The film follows a hardcore punk band brilliantly called "The Ain't Rights" as they tour the pacific northwest. When one of their gigs falls through, a replacement show is arranged out of town which turns out to be held in a neo-Nazi skinhead club. Presumably too punk to care, the band play anyway and things are going surprisingly well until they return to the green room to find a young girl has been murdered by one of the skins. A deadly game of cat and mouse ensues as the band become trapped in the green room, along with Amber (Poots) and "Big Justin" (a skinhead enforcer), as club owner Darcy (Stewart) makes it his mission to violently remove the band from the situation.
Green Room is a Hitchcockian exercise in high tension thrills with an incredibly gritty ultraviolent coat of paint. The film itself is shot through a grimy, greenish filter and really sucks you into the hopeless situation that the band find themselves in. This is enhanced by some extremely graphic violence, but warranted given the context, and the visual of Poots tightly gripping her boxcutter (before doing something horrific) will stick in the mind longer than you want it to. The late Anton Yelchin is the emotional core of the film (supported by Arrested Development's Alia Shawkat) and we quickly see his punk bravado melt away and reveal the scared little boy in the face of the highly dangerous situation.
I liked the way that the film didn't completely confine itself to the "green room", as I was expecting, but rather had it's protagonists test the waters every now and then by attempting to venture outside. Although the film was very realistic, I did have some problems with what I felt were some slightly far fetched plot holes. Why would the band agree to play a neo-Nazi compound? Could they possibly have escaped sooner than they attempted to? Also, although he did his best, I found it pretty hard to take Patrick Stewart seriously as an evil Nazi crime lord.

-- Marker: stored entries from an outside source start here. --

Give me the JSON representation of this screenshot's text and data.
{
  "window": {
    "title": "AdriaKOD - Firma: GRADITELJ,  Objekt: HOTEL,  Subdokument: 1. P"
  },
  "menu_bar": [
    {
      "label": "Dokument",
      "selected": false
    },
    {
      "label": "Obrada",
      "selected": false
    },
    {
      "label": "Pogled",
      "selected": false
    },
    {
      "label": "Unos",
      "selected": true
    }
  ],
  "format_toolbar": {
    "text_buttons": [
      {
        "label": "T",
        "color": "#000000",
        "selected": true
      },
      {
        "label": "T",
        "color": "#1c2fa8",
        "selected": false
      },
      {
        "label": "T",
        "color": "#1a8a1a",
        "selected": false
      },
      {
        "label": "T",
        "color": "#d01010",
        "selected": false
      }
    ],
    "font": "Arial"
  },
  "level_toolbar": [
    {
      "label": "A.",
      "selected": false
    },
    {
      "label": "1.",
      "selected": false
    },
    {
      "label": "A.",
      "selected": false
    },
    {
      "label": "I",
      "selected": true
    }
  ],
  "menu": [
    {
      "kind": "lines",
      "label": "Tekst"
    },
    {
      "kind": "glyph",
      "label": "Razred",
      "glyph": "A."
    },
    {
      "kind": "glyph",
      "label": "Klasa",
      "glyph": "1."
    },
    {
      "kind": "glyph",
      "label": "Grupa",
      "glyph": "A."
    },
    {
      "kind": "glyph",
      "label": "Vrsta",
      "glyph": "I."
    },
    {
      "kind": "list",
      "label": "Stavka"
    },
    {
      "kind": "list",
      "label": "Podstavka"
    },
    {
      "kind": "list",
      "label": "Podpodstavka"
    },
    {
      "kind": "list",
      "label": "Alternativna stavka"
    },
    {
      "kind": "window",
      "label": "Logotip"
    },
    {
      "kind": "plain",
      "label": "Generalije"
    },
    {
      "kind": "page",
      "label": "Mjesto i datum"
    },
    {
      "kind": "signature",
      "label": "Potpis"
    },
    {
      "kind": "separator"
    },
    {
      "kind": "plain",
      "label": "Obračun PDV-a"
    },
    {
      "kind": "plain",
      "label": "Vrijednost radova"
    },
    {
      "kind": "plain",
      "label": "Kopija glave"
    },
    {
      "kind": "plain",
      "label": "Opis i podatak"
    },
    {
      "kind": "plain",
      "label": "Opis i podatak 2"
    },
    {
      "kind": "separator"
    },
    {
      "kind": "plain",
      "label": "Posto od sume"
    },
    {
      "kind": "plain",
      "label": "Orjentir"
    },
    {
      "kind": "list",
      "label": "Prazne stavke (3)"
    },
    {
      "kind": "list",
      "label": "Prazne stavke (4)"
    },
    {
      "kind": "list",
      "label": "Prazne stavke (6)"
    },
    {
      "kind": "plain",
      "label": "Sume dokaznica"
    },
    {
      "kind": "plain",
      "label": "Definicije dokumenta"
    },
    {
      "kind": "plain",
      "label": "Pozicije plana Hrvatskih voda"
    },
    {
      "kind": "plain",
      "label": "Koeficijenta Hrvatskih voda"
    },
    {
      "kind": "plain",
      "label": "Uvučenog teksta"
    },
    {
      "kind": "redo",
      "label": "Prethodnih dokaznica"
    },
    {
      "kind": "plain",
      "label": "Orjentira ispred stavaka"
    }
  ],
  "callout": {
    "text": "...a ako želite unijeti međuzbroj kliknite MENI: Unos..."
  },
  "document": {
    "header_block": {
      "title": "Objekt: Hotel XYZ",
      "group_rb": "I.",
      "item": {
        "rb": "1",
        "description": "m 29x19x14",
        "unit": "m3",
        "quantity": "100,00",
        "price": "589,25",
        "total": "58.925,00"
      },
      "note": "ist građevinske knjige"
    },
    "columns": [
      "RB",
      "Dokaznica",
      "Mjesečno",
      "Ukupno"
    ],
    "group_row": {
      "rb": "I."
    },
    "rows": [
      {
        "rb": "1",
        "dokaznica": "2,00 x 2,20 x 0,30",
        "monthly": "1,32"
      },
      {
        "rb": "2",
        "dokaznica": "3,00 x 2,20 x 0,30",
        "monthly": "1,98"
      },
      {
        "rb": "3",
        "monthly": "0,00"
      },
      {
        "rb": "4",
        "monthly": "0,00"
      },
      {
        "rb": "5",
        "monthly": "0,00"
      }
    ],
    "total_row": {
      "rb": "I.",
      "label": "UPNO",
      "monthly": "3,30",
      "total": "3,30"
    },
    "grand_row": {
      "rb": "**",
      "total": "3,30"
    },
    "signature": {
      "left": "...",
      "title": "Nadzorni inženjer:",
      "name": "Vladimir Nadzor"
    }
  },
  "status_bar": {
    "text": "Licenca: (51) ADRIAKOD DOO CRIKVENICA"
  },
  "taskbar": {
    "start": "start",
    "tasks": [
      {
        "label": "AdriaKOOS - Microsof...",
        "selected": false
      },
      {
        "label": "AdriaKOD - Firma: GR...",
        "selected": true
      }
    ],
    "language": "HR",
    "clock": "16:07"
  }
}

Top marks for being the bleakest film to be released this year (and in cinemas no less!), Green Room is not for the faint of heart. For every band that's found themselves playing a slightly suspicious gig, or anyone who's ever found themselves in the wrong pub in the wrong part of town. This is that feeling turned all the way up and makes for a terrifying, thrilling and sometimes nauseating experience that you won't soon forget.
**** 4 Stars
What did you think of Green Room? Did you find the film too intense?